Saturday, June 24, 2023
FILM: Asteroid City
Last weekend we had the pleasure of seeing Asteroid City. Filmmaker
Wes Anderson has a distinctive style that you either love or you just scratch
your head wondering what was that. Each of his films have their own unique
sense of time, place, color, and mood, and yet each is unequivocally Anderson. Here
we’re in the 1950s, in a southwest roadside rest stop of a town somewhere along
some Route 66-like highway. The color palette is ripped from the tailfins of 1950s
cars. Even the sky seems airbrushed turquoise. Jason Schwartzman plays a newly
widowed man driving with his four young children to move in with their
grandfather when their car breaks down in Asteroid City, a wide spot in the desert
road where an asteroid landed years ago, and which hosts a sort of “space camp”

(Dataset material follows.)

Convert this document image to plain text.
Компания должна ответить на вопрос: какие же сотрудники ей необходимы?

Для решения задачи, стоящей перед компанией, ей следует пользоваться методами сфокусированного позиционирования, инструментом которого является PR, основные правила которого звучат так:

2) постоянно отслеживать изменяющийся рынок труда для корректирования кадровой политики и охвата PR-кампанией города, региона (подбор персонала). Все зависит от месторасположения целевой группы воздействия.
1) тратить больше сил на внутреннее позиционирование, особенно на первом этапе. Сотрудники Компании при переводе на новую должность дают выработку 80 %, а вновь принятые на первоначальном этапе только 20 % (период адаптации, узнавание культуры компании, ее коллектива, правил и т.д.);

for nerdy young kids, with nuclear test explosions going off occasionally in
the distance. The whole place goes on military lockdown when an actual alien
shows up to repossess the asteroid. For a normal movie, that might have
required a spoiler alert, but in a Wes Anderson film, the plot is tentative at
best, so there’s little to spoil. As usual, there’s a whole cast of familiar
actors including Scarlett Johansson, Tom Hanks, Tilda Swinton, Steve Carrell, Edward
Norton, Matt Dillon, Margot Robbie, Adrian Brody, Willem Dafoe, and even Jeff
Goldblum makes a cameo as the alien. Everyone wants to have a part in Anderson’s
fertile imagination. None of them act normally, but deliver their lines as if
they’re all a little bit on the spectrum, unexpressive and unfiltered, like
cartoon characters speaking their captions and their thought bubbles at the
same volume. What they say is always deadpan, sometimes clever, and sometimes
made me laugh out loud, as they move through a series of beautifully crafted scenes.
Even emotional aspects are handled in a detached and unconventional way (like
Jason Scharzman waiting three weeks to inform his children that their mother
has died). It was quirky and odd, but I thoroughly enjoyed it, although I
couldn’t for the life of me tell you why.